53Compiuta la traversata fino a terra, giunsero a Gennèsaret e approdarono. 54Scesi dalla barca, la gente subito lo riconobbe 55e, accorrendo da tutta quella regione, cominciarono a portargli sulle barelle i malati, dovunque udivano che egli si trovasse. 56E là dove giungeva, in villaggi o città o campagne, deponevano i malati nelle piazze e lo supplicavano di poter toccare almeno il lembo del suo mantello; e quanti lo toccavano venivano salvati. (Mc 6,53-56)

 

Il brano costituisce la continuazione di quello della “traversata del lago di Gennesaret”, che ha scandito il PPD 2016-2017, secondo la versione di Marco (il Vangelo dell’Anno B e del primo annuncio).

La narrazione converge verso l’attenzione alle “fragilità dell’umano”, rappresentate dai malati condotti a Gesù sulle loro barelle, e si concentra sulla proposta di salvezza che Gesù opera nelle piazze, là dove queste fragilità si concentrano.

Questa prima considerazione offre una chiave di lettura per cogliere il senso dell’«Abitare la Comunità».

“Abitare” – come ha ricordato Firenze 2015, che l’ha indicata come la terza delle “cinque vie verso l’umanità nuova” – significa «immersione nel territorio attraverso una presenza solidale, gomito a gomito con tutte le persone, specie quelle più fragili». Significa «presenza capillare, prossimità salutare, capace di iscrivere nel mondo il segno dell’amore che salva». Significa «attenzione rivolta al fratello […] ripensando insieme, se occorre, i nostri stessi modelli dell’abitare, del trascorrere il tempo libero, del festeggiare, del condividere». Nella capacità di abitare Firenze 2015 ha collocato precisamente l’«opzione preferenziale per i più poveri», ribadendo l’invito a essere «una Chiesa povera per i poveri».

L’icona evangelica, in questo senso, pone delle domande di fondo che interpellano la comunità cristiana:

  1. chi oggi è chiamato a riconoscere le “fragilità dell’umano” e a farsene carico?
  2. quali sono oggi le “fragilità dell’umano” e quali segnali permettono di riconoscerle?
  3. quali sono oggi le piazze, ossia i luoghi che possono favorire l’incontro con Cristo, in cui le “fragilità dell’umano” possono convergere e di fatto convergono?
  4. come oggi possiamo farci carico delle “fragilità dell’umano” in modo da offrire, insieme a risposte concrete di prossimità e solidarietà, anche una proposta di “primo annuncio”?

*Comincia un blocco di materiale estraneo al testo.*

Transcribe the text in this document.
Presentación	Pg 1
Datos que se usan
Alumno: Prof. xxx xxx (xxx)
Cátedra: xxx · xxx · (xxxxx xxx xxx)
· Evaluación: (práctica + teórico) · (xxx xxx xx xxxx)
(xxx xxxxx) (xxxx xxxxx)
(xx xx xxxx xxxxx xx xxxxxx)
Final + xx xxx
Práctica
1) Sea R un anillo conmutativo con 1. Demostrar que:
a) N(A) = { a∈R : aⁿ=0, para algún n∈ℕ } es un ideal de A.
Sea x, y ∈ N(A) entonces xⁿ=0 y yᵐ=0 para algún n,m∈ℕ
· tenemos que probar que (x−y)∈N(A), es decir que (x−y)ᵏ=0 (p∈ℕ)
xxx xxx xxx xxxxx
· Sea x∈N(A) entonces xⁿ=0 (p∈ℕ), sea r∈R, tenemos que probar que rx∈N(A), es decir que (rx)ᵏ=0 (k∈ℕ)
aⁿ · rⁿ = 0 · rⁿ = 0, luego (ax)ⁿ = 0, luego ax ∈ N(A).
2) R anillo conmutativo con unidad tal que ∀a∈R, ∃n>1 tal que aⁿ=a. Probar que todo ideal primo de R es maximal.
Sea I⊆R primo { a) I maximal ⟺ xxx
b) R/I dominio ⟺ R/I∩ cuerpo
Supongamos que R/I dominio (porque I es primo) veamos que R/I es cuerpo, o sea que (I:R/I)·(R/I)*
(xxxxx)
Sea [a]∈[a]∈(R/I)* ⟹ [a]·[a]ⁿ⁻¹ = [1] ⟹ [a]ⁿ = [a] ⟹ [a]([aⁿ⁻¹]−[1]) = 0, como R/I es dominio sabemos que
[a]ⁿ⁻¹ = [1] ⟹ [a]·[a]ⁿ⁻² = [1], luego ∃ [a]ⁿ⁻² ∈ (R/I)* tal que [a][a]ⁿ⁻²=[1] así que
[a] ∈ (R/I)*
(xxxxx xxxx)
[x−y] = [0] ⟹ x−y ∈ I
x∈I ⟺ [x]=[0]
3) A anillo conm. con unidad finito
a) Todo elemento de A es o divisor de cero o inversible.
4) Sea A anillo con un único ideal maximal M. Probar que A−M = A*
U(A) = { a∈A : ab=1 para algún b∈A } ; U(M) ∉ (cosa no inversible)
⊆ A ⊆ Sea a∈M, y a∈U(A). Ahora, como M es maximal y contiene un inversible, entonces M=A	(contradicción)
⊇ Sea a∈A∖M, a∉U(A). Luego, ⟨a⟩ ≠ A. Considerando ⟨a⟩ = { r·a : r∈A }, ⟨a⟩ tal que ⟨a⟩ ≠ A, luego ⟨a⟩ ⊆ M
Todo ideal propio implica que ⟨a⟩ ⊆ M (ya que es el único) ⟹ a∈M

L’attenzione alle “fragilità dell’umano”

Siamo consapevoli che tra le povertà non bisogna annoverare soltanto quelle materiali. Ci sono nuove povertà che richiedono alla comunità ecclesiale nuove attenzioni e nuovo impegno. Tra queste – in continuità con le scelte ecclesiali degli anni precedenti, ma sopratutto in vista del prossimo Sinodo dei Vescovi – vanno tenute in massimo conto le fragilità del mondo giovanile. E con queste – sempre in linea con gli ultimi piani pastorali diocesani e in attuazione delle istanze contenute nell’Esortazione Apostolica Amoris Laetitia – quelle della famiglia. In entrambi i casi si tratta di realtà fragili, per la società e nella nostra terra in particolare; fragili anche all’interno della comunità ecclesiale che sta perdendo il contatto con loro. Anche se in condizioni diverse, si trovano nella stessa situazione dei poveri e dei malati… fuori dai templi. E scendere sull’altra riva vuol dire cercare giovani e famiglie, insieme a tutti quelli che sono in qualche modo feriti.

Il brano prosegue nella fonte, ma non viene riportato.